Innovation expert Eric Kihlstrom talks about the recent All-Party Parliamentary Group report on ageing and how work and attitudes to ageing are central to changing the conversation on demographic change.
Any attempt to address ageing workforce issues has to begin with changing people’s mindsets, according to an expert on longevity.
Kihlstrom is Head of Industry Collaboration at Longevity International, which provides the secretariat for the All-Party Parliamentary Group on Longevity. The APPG recently published The Health of the Nation: A Strategy for Longer Healthier Lives report which highlights the issues that need to be tackled in order for everyone to have five extra years of healthy, independent life by 2035 and to narrow the gap between the richest and poorest.
The report focused on various different streams from behavioural change to science and technology. For Kihlstrom jobs are central to health and well being. In his previous role at Innovate UK, the government’s innovation agency, he was head of the Healthy Ageing Industrial Strategy Challenge Fund whose Ageing Society Grand Challenge promoted innovation across four pillars. Two of them link to jobs, says Kihlstrom – financial well being and legacy & purpose.
He says healthy ageing is something that needs to be looked at through a life course approach. “If we want to help people age healthily, we need to do so from conception,” he states. That means tackling everything from childhood poverty and education to access to good quality jobs and preparing people for our age of digital disruption.
He cites how Finland mitigated the fall-out from the break-up of Nokia, which previously accounted for a significant part of the economy, through investing in people and particular regions.
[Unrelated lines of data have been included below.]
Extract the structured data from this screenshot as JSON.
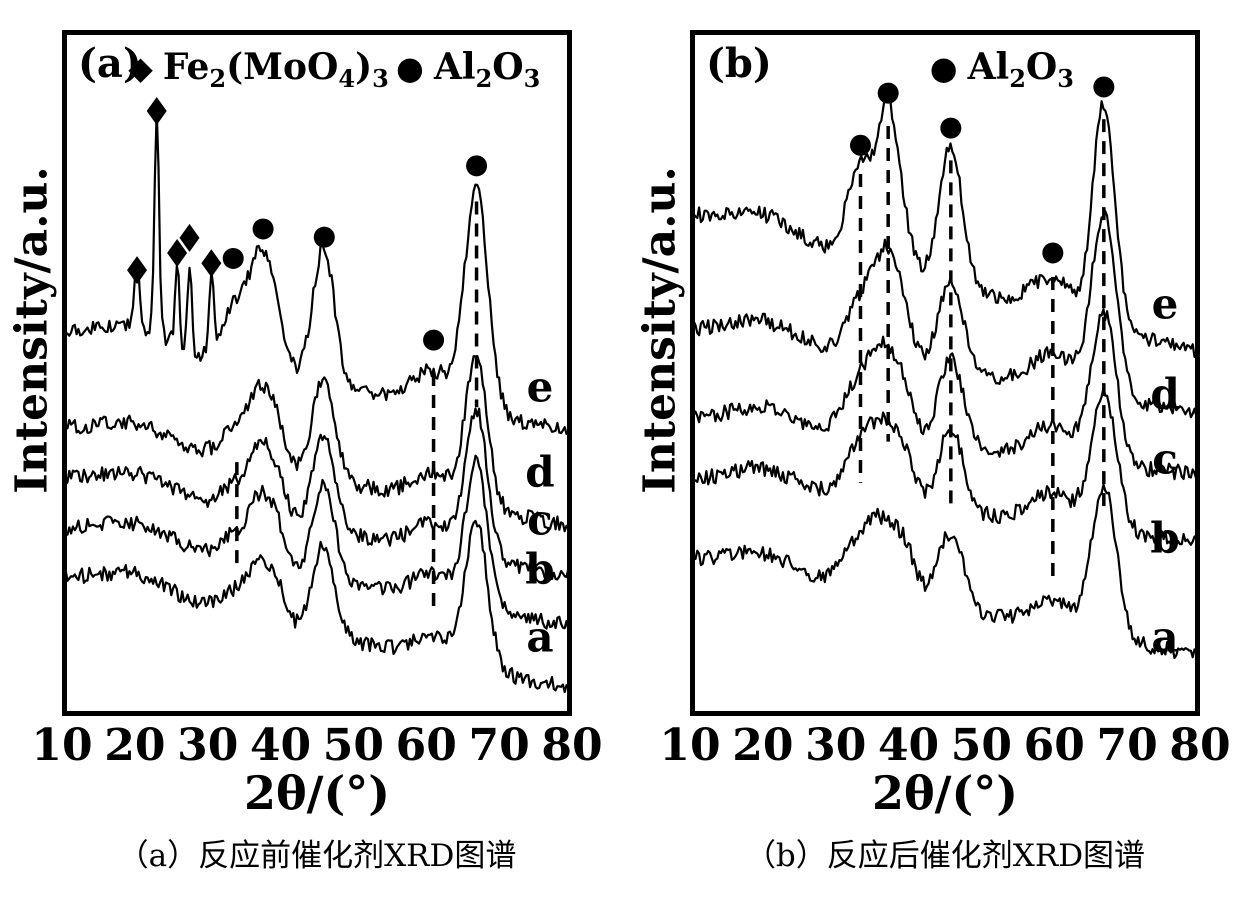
{
  "figure": {
    "background": "#ffffff",
    "foreground": "#000000"
  },
  "chart_data": [
    {
      "type": "line",
      "panel_label": "(a)",
      "caption": "（a）反应前催化剂XRD图谱",
      "xlabel": "2θ/(°)",
      "ylabel": "Intensity/a.u.",
      "xlim": [
        10,
        80
      ],
      "xticks": [
        10,
        20,
        30,
        40,
        50,
        60,
        70,
        80
      ],
      "grid": false,
      "legend_position": "top-inside",
      "legend": [
        {
          "marker": "diamond",
          "label": "Fe2(MoO4)3",
          "x": 0.13
        },
        {
          "marker": "circle",
          "label": "Al2O3",
          "x": 0.655
        }
      ],
      "series": [
        {
          "name": "a",
          "baseline": 0.8,
          "tilt": 0.16,
          "noise": 0.011,
          "peaks": [
            {
              "c": 20,
              "w": 5,
              "h": 0.03
            },
            {
              "c": 33.5,
              "w": 2,
              "h": 0.03
            },
            {
              "c": 37.4,
              "w": 1.8,
              "h": 0.08
            },
            {
              "c": 39.8,
              "w": 1.2,
              "h": 0.03
            },
            {
              "c": 45.9,
              "w": 1.5,
              "h": 0.13
            },
            {
              "c": 61,
              "w": 2.8,
              "h": 0.035
            },
            {
              "c": 66.9,
              "w": 1.5,
              "h": 0.21
            }
          ]
        },
        {
          "name": "b",
          "baseline": 0.729,
          "tilt": 0.14,
          "noise": 0.011,
          "peaks": [
            {
              "c": 20,
              "w": 5,
              "h": 0.03
            },
            {
              "c": 33.5,
              "w": 2,
              "h": 0.035
            },
            {
              "c": 37.4,
              "w": 1.7,
              "h": 0.1
            },
            {
              "c": 39.8,
              "w": 1.2,
              "h": 0.035
            },
            {
              "c": 45.9,
              "w": 1.5,
              "h": 0.14
            },
            {
              "c": 61,
              "w": 2.8,
              "h": 0.04
            },
            {
              "c": 66.9,
              "w": 1.5,
              "h": 0.21
            }
          ]
        },
        {
          "name": "c",
          "baseline": 0.656,
          "tilt": 0.14,
          "noise": 0.011,
          "peaks": [
            {
              "c": 20,
              "w": 5,
              "h": 0.03
            },
            {
              "c": 33.5,
              "w": 2,
              "h": 0.035
            },
            {
              "c": 37.4,
              "w": 1.7,
              "h": 0.1
            },
            {
              "c": 39.8,
              "w": 1.2,
              "h": 0.035
            },
            {
              "c": 45.9,
              "w": 1.5,
              "h": 0.14
            },
            {
              "c": 61,
              "w": 2.8,
              "h": 0.04
            },
            {
              "c": 66.9,
              "w": 1.5,
              "h": 0.21
            }
          ]
        },
        {
          "name": "d",
          "baseline": 0.583,
          "tilt": 0.14,
          "noise": 0.011,
          "peaks": [
            {
              "c": 20,
              "w": 5,
              "h": 0.03
            },
            {
              "c": 33.5,
              "w": 2,
              "h": 0.04
            },
            {
              "c": 37.4,
              "w": 1.7,
              "h": 0.11
            },
            {
              "c": 39.8,
              "w": 1.2,
              "h": 0.035
            },
            {
              "c": 45.9,
              "w": 1.5,
              "h": 0.15
            },
            {
              "c": 61,
              "w": 2.8,
              "h": 0.04
            },
            {
              "c": 66.9,
              "w": 1.5,
              "h": 0.22
            }
          ]
        },
        {
          "name": "e",
          "baseline": 0.445,
          "tilt": 0.14,
          "noise": 0.011,
          "peaks": [
            {
              "c": 20,
              "w": 5,
              "h": 0.035
            },
            {
              "c": 20.3,
              "w": 0.3,
              "h": 0.1
            },
            {
              "c": 23,
              "w": 0.32,
              "h": 0.32
            },
            {
              "c": 25.8,
              "w": 0.3,
              "h": 0.12
            },
            {
              "c": 27.5,
              "w": 0.3,
              "h": 0.13
            },
            {
              "c": 30.5,
              "w": 0.3,
              "h": 0.11
            },
            {
              "c": 33.5,
              "w": 1.8,
              "h": 0.08
            },
            {
              "c": 37.4,
              "w": 1.7,
              "h": 0.17
            },
            {
              "c": 39.8,
              "w": 1.2,
              "h": 0.04
            },
            {
              "c": 45.9,
              "w": 1.5,
              "h": 0.2
            },
            {
              "c": 61,
              "w": 2.8,
              "h": 0.05
            },
            {
              "c": 66.9,
              "w": 1.6,
              "h": 0.32
            }
          ]
        }
      ],
      "series_labels": [
        {
          "text": "e",
          "x": 75.6,
          "y": 0.52
        },
        {
          "text": "d",
          "x": 75.6,
          "y": 0.645
        },
        {
          "text": "c",
          "x": 75.6,
          "y": 0.715
        },
        {
          "text": "b",
          "x": 75.6,
          "y": 0.785
        },
        {
          "text": "a",
          "x": 75.6,
          "y": 0.885
        }
      ],
      "markers": [
        {
          "type": "diamond",
          "x": 20.3,
          "y": 0.35
        },
        {
          "type": "diamond",
          "x": 23.0,
          "y": 0.118
        },
        {
          "type": "diamond",
          "x": 25.8,
          "y": 0.325
        },
        {
          "type": "diamond",
          "x": 27.5,
          "y": 0.303
        },
        {
          "type": "diamond",
          "x": 30.5,
          "y": 0.34
        },
        {
          "type": "circle",
          "x": 33.5,
          "y": 0.333
        },
        {
          "type": "circle",
          "x": 37.6,
          "y": 0.29
        },
        {
          "type": "circle",
          "x": 46.0,
          "y": 0.302
        },
        {
          "type": "circle",
          "x": 61.0,
          "y": 0.452
        },
        {
          "type": "circle",
          "x": 66.9,
          "y": 0.198
        }
      ],
      "guides": [
        {
          "x": 34.0,
          "y1": 0.63,
          "y2": 0.79
        },
        {
          "x": 61.0,
          "y1": 0.5,
          "y2": 0.85
        },
        {
          "x": 66.9,
          "y1": 0.25,
          "y2": 0.55
        }
      ]
    },
    {
      "type": "line",
      "panel_label": "(b)",
      "caption": "（b）反应后催化剂XRD图谱",
      "xlabel": "2θ/(°)",
      "ylabel": "Intensity/a.u.",
      "xlim": [
        10,
        80
      ],
      "xticks": [
        10,
        20,
        30,
        40,
        50,
        60,
        70,
        80
      ],
      "grid": false,
      "legend_position": "top-inside",
      "legend": [
        {
          "marker": "circle",
          "label": "Al2O3",
          "x": 0.47
        }
      ],
      "series": [
        {
          "name": "a",
          "baseline": 0.772,
          "tilt": 0.14,
          "noise": 0.011,
          "peaks": [
            {
              "c": 20,
              "w": 4.5,
              "h": 0.03
            },
            {
              "c": 33.4,
              "w": 2.5,
              "h": 0.06
            },
            {
              "c": 37.2,
              "w": 2.5,
              "h": 0.09
            },
            {
              "c": 39.8,
              "w": 1.2,
              "h": 0.03
            },
            {
              "c": 45.8,
              "w": 1.7,
              "h": 0.11
            },
            {
              "c": 59.8,
              "w": 3,
              "h": 0.04
            },
            {
              "c": 66.8,
              "w": 1.7,
              "h": 0.22
            }
          ]
        },
        {
          "name": "b",
          "baseline": 0.656,
          "tilt": 0.09,
          "noise": 0.011,
          "peaks": [
            {
              "c": 20,
              "w": 4.5,
              "h": 0.03
            },
            {
              "c": 33.4,
              "w": 2.3,
              "h": 0.07
            },
            {
              "c": 37.2,
              "w": 2.2,
              "h": 0.1
            },
            {
              "c": 39.8,
              "w": 1.2,
              "h": 0.03
            },
            {
              "c": 45.8,
              "w": 1.7,
              "h": 0.12
            },
            {
              "c": 59.8,
              "w": 3,
              "h": 0.045
            },
            {
              "c": 66.8,
              "w": 1.7,
              "h": 0.2
            }
          ]
        },
        {
          "name": "c",
          "baseline": 0.568,
          "tilt": 0.08,
          "noise": 0.011,
          "peaks": [
            {
              "c": 20,
              "w": 4.5,
              "h": 0.03
            },
            {
              "c": 33.4,
              "w": 2.2,
              "h": 0.08
            },
            {
              "c": 37.2,
              "w": 2.0,
              "h": 0.12
            },
            {
              "c": 39.8,
              "w": 1.2,
              "h": 0.03
            },
            {
              "c": 45.8,
              "w": 1.7,
              "h": 0.13
            },
            {
              "c": 59.8,
              "w": 3,
              "h": 0.05
            },
            {
              "c": 66.8,
              "w": 1.7,
              "h": 0.22
            }
          ]
        },
        {
          "name": "d",
          "baseline": 0.437,
          "tilt": 0.12,
          "noise": 0.011,
          "peaks": [
            {
              "c": 20,
              "w": 4.5,
              "h": 0.03
            },
            {
              "c": 33.4,
              "w": 2.0,
              "h": 0.08
            },
            {
              "c": 37.2,
              "w": 1.8,
              "h": 0.15
            },
            {
              "c": 39.8,
              "w": 1.2,
              "h": 0.03
            },
            {
              "c": 45.8,
              "w": 1.7,
              "h": 0.13
            },
            {
              "c": 59.8,
              "w": 3,
              "h": 0.05
            },
            {
              "c": 66.8,
              "w": 1.7,
              "h": 0.26
            }
          ]
        },
        {
          "name": "e",
          "baseline": 0.27,
          "tilt": 0.2,
          "noise": 0.011,
          "peaks": [
            {
              "c": 20,
              "w": 4.5,
              "h": 0.03
            },
            {
              "c": 33.4,
              "w": 1.8,
              "h": 0.14
            },
            {
              "c": 37.2,
              "w": 1.4,
              "h": 0.23
            },
            {
              "c": 39.8,
              "w": 1.2,
              "h": 0.04
            },
            {
              "c": 45.8,
              "w": 1.6,
              "h": 0.2
            },
            {
              "c": 59.8,
              "w": 3,
              "h": 0.05
            },
            {
              "c": 66.8,
              "w": 1.5,
              "h": 0.32
            }
          ]
        }
      ],
      "series_labels": [
        {
          "text": "e",
          "x": 75.2,
          "y": 0.4
        },
        {
          "text": "d",
          "x": 75.2,
          "y": 0.53
        },
        {
          "text": "c",
          "x": 75.2,
          "y": 0.625
        },
        {
          "text": "b",
          "x": 75.2,
          "y": 0.74
        },
        {
          "text": "a",
          "x": 75.2,
          "y": 0.885
        }
      ],
      "markers": [
        {
          "type": "circle",
          "x": 33.4,
          "y": 0.168
        },
        {
          "type": "circle",
          "x": 37.2,
          "y": 0.092
        },
        {
          "type": "circle",
          "x": 45.8,
          "y": 0.143
        },
        {
          "type": "circle",
          "x": 59.8,
          "y": 0.325
        },
        {
          "type": "circle",
          "x": 66.8,
          "y": 0.083
        }
      ],
      "guides": [
        {
          "x": 33.4,
          "y1": 0.21,
          "y2": 0.66
        },
        {
          "x": 37.2,
          "y1": 0.14,
          "y2": 0.6
        },
        {
          "x": 45.8,
          "y1": 0.19,
          "y2": 0.7
        },
        {
          "x": 59.8,
          "y1": 0.36,
          "y2": 0.8
        },
        {
          "x": 66.8,
          "y1": 0.13,
          "y2": 0.7
        }
      ]
    }
  ]
}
In addition to preparing people for industrial change, Kihlstrom says it is important to prepare them for winding down or adapting their career as they get older so that they do not face a “cliff edge” when they come up to retirement. Work often provides a sense of purpose and so stopping suddenly can be particularly hard. More could be done, he says, to promote part-time or flexible working in later life and to make the business case for doing so. For instance, employers could do more to show they appreciate the knowledge and experience their older workers have and make it easier for them to mentor younger workers and pass that on. That would provide benefits all round. Moreover, research shows the productivity gains of multi-generational management teams.
Kihlstrom thinks employers who do understand the benefits could be doing more to highlight case studies and good practice in this area. “We need to show what good looks like,” he says.
He adds that there are companies addressing things like training and relocation for older workers and midlife MOTs, but the bigger issue for him is changing attitudes, often among older people themselves. HR has an important role to play in this, but Kihlstrom says businesses will only make the changes when they see the benefits.
“The problem is that our culture and social stereotypes have not caught up with science,” he says. “There is a big hole in our life map with regard to the ‘young old’. Last century we created teenagers. Now in the 21st century people are living longer and they have a different mindset. It is not so much about age, but about people’s needs and aspirations.”
For Kihlstrom, an important question is whether it is more important to focus on older workers in the greatest need or on issues facing the majority. He suspects for businesses the “low hanging fruit” will be an easier sell – encouraging them to reach out to the many older workers who need just a little support and a change of attitude to enjoy their working lives for longer. Other organisations will target those most in need and the two approaches can work in tandem. “We need to see our ageing population as an opportunity,” says Kihlstrom. “Attitude affects ageing and that affects how we work. Ageing is malleable and comes down to people’s attitude to it.”